Applying California law, a federal district court has held that an insurer was not obligated to cover a labor union’s defense costs and damages in a lawsuit brought by a former employee because the alleged wage and hour violations were not “wrongful employment practices” or “wrongful acts” under the policy. United Farm Workers of Am. v. Hudson Ins. Co., 2019 WL 1517568 (E.D. Cal. Apr. 8, 2019). The court also held that material misrepresentations in the labor union’s application for insurance voided the policy.
The United States District Court for the Eastern District of Texas, applying Texas law, has held that a government-issued subpoena constituted a “Claim” under a directors and officers liability policy, but also determined that the policy’s “run-off exclusion” barred coverage. Ocean’s Healthcare, L.L.C. v. Illinois Union Ins. Co., 2019 WL 1437955 (E.D. Tex. March 30, 2019).
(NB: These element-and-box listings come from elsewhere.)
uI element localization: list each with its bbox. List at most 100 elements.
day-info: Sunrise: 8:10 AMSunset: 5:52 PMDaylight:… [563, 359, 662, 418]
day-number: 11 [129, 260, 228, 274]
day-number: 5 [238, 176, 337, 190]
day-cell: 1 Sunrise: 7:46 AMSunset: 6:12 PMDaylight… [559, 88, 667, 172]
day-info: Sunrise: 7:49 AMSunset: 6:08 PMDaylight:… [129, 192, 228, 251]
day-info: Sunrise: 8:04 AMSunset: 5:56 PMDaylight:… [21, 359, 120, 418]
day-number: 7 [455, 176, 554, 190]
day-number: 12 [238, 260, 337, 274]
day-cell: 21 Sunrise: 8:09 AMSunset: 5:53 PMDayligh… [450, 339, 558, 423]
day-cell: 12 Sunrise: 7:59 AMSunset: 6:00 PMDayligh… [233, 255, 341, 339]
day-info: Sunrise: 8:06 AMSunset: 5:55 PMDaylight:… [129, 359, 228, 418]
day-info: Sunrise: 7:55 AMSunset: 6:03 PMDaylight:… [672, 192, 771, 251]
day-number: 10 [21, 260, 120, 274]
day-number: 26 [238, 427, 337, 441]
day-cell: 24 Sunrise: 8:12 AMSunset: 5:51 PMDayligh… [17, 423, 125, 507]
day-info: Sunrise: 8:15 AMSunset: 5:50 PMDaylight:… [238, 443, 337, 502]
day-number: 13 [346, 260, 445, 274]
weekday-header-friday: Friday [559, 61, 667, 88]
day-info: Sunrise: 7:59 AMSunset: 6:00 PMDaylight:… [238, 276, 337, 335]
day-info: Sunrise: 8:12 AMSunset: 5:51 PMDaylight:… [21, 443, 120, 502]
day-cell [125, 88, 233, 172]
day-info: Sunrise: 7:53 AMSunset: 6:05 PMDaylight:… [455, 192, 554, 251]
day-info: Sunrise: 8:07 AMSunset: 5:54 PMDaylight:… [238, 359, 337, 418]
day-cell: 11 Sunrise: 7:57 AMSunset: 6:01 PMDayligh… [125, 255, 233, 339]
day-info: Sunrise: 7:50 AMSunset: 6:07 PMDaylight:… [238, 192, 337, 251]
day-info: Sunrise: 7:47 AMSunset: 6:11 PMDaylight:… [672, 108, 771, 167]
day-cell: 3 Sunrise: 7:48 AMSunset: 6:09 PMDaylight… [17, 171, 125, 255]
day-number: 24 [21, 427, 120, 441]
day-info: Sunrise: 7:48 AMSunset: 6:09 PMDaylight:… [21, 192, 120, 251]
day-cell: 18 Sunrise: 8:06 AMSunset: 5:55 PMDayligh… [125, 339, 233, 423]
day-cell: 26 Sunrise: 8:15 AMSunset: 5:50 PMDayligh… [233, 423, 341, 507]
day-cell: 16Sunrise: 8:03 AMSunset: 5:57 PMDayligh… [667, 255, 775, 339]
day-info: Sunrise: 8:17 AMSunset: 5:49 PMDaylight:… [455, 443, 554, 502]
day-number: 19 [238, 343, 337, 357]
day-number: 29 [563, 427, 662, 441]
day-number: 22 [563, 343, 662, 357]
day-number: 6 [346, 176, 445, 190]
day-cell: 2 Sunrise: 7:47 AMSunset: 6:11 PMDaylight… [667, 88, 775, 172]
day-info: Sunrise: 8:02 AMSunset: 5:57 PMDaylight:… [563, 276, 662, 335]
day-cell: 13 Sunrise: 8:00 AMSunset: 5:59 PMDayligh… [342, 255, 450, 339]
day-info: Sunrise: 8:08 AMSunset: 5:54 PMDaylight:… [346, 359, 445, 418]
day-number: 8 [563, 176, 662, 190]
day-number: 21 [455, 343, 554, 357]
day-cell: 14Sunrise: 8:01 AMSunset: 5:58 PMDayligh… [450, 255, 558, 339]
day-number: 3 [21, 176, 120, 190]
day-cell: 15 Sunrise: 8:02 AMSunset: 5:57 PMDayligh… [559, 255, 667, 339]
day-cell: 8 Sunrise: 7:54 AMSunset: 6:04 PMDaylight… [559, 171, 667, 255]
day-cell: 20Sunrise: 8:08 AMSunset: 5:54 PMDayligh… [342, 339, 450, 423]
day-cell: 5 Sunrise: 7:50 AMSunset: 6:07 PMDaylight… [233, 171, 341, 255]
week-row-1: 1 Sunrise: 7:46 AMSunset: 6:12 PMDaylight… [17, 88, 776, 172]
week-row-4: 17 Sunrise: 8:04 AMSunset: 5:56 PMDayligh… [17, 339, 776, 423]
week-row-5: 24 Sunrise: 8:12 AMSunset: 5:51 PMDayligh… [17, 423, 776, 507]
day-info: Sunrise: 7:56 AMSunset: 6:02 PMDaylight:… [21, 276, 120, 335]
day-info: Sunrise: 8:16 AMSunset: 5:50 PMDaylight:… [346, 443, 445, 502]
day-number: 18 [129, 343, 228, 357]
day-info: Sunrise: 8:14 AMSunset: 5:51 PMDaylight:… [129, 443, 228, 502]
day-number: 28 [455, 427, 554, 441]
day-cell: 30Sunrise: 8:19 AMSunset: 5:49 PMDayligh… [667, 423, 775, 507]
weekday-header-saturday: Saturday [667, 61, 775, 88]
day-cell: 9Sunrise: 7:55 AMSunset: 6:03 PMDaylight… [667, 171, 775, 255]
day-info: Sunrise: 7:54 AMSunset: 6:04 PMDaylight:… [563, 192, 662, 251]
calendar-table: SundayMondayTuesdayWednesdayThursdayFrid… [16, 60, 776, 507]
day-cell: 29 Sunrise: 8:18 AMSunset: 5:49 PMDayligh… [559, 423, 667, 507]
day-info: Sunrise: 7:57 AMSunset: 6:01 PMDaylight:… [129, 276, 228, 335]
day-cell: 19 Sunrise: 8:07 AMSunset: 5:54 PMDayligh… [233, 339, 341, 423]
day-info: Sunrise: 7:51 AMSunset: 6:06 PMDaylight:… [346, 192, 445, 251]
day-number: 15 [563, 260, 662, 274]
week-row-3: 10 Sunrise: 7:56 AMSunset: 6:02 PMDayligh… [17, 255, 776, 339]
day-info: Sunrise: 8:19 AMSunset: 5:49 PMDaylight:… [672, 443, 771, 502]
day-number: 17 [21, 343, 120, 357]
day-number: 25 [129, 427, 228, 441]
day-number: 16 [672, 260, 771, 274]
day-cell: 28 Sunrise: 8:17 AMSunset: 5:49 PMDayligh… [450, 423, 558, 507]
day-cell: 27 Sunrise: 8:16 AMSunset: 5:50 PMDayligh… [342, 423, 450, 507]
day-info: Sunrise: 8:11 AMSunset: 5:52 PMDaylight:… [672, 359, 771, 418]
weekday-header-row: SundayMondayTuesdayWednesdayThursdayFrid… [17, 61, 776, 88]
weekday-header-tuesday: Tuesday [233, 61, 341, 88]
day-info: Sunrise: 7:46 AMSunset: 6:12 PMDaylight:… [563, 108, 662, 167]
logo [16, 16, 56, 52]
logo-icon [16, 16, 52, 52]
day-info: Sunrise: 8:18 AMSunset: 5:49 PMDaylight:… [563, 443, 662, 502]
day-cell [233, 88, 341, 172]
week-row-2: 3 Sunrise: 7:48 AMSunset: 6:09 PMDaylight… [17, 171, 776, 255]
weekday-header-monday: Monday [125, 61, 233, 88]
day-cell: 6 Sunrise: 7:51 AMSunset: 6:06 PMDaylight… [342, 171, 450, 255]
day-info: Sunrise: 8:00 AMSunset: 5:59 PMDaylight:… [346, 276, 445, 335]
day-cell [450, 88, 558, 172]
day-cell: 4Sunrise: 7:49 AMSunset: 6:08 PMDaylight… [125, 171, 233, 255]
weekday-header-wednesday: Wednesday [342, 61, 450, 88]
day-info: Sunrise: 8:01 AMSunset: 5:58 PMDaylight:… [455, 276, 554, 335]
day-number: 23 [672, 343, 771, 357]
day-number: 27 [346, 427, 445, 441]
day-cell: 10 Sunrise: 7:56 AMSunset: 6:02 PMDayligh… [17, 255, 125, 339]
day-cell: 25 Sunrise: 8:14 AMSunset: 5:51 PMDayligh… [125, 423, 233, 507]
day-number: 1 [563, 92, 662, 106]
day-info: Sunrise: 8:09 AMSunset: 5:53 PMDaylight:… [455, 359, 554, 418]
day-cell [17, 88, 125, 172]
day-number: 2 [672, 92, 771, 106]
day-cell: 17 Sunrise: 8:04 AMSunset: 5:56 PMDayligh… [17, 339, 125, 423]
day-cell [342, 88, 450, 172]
In a win for Wiley Rein’s client, the Connecticut Supreme Court has held that the continuing course of conduct doctrine could not save the untimely claims of an insurer brought against an insurance adjuster. See Essex Ins. Co. v. William Kramer & Associates, LLC, Case No. SC 20130 (Conn. Apr. 16, 2019). On a certified question from the United States Court of Appeals for the Second Circuit, the Supreme Court held that the doctrine did not toll the applicable three-year statute of repose because the adjuster’s duties to the insurer ended when the adjuster closed its file more than six years before the insurer’s lawsuit.